Here's a look at what made news in the world of science and technology this week.
Google rolled out new AI-powered features for Maps in India on 19 December, aiming to make Maps more comprehensive and localised. The three key new features include Address Descriptors, Lens in Maps and Live View Walking Navigation. Address Descriptors will allow people to easily find locations based on closest landmarks, a feature Google says is India-first. The new visually immersive features—Lens in Maps and Live View Walking Navigation—combine Street View imagery, which was launched in India in 2022, along with advanced AI and augmented reality technologies. The company also announced the new fuel-efficient routing feature in India. Speaking with Mint on the sidelines of a news conference in Delhi, Miriam Karthika Daniel, vice-president, Google Maps Experiences, said: “We have made massive progress (in India) over the past year, which has enabled us to bring these solutions very quickly to India... With fuel-efficient routing, we cannot assume that the models that work in other countries will work in India. Indian traffic patterns, roads are very unique. So, we took our time to localise the models and live-tested them before releasing the new features.”

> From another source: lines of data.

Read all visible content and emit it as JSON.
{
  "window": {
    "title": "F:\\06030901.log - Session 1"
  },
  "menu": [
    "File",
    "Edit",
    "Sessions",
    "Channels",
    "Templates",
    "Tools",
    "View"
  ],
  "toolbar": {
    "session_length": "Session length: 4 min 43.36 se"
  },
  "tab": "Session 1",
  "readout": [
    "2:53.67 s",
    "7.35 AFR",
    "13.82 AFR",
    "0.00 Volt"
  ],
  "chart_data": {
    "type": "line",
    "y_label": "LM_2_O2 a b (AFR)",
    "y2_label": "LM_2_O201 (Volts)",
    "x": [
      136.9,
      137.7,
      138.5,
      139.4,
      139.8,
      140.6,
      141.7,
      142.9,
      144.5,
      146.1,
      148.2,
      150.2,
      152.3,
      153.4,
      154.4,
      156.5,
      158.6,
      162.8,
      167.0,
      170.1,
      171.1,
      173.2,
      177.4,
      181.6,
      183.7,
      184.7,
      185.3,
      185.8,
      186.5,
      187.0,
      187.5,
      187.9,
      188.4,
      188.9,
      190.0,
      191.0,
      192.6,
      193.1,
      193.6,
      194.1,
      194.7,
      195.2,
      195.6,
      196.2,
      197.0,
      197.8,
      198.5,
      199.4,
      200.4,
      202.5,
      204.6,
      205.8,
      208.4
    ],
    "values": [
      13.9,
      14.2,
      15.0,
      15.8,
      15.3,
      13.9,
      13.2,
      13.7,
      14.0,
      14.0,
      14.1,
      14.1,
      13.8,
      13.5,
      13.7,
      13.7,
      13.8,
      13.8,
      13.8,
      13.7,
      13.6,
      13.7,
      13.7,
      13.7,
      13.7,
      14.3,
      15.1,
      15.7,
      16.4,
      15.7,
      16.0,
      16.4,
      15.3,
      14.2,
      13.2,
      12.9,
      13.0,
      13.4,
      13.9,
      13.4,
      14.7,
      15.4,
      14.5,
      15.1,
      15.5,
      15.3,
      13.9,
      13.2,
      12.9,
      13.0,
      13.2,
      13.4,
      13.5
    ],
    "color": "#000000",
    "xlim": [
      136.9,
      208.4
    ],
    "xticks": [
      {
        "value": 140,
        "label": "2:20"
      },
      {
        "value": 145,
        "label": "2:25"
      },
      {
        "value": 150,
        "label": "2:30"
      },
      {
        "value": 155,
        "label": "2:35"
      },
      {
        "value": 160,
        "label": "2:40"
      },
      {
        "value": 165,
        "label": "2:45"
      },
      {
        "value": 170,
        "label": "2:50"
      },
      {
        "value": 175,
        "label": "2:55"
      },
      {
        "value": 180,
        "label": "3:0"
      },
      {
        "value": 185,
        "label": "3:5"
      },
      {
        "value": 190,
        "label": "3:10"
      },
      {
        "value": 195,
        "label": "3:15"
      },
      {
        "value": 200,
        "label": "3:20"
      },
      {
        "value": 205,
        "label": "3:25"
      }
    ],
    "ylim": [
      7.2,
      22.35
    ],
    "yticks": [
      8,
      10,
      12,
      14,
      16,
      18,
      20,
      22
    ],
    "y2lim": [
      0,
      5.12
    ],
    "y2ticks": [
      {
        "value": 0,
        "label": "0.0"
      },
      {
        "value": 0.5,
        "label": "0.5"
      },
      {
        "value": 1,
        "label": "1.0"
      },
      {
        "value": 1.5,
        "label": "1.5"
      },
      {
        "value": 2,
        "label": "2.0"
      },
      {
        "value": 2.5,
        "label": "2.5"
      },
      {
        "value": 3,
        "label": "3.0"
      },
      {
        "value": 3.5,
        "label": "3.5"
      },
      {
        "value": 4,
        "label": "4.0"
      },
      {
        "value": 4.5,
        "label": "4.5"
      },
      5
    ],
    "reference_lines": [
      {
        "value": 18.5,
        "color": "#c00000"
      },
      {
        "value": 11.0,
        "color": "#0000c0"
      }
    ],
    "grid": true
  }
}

The Jeff Bezos-owned space tourism company Blue Origin launched its suborbital New Shepard rocket on 19 December, in its first mission since a failure last year led to a 15-month grounding. The rocket, which was carrying research payloads, lifted off from Blue Origin’s remote Van Horn, Texas, US launch site. It soared to space for a few minutes, 106km above ground, before its reusable rocket booster returned to land safely, completing its ninth trip to space, a Reuters report said. At peak altitude, the booster deployed 33 research experiments encapsulated in a gumdrop-shaped pod, which also softly returned to land under parachutes minutes later. New Shepard is the company’s only active rocket that can carry humans and cargo on short trips to and from the edge of space.
Can an AI system own patent rights? In a landmark case, the UK’s Supreme Court on 20 December unanimously rejected US computer scientist Stephen Thaler’s appeal to register patents over inventions created by his artificial intelligence system called DABUS. According to a Reuters report, Thaler’s attempt to register the patents was refused by Britain’s Intellectual Property Office on the grounds that the inventor must be a human or a company, rather than a machine. Thaler lost a similar bid in the US earlier this year.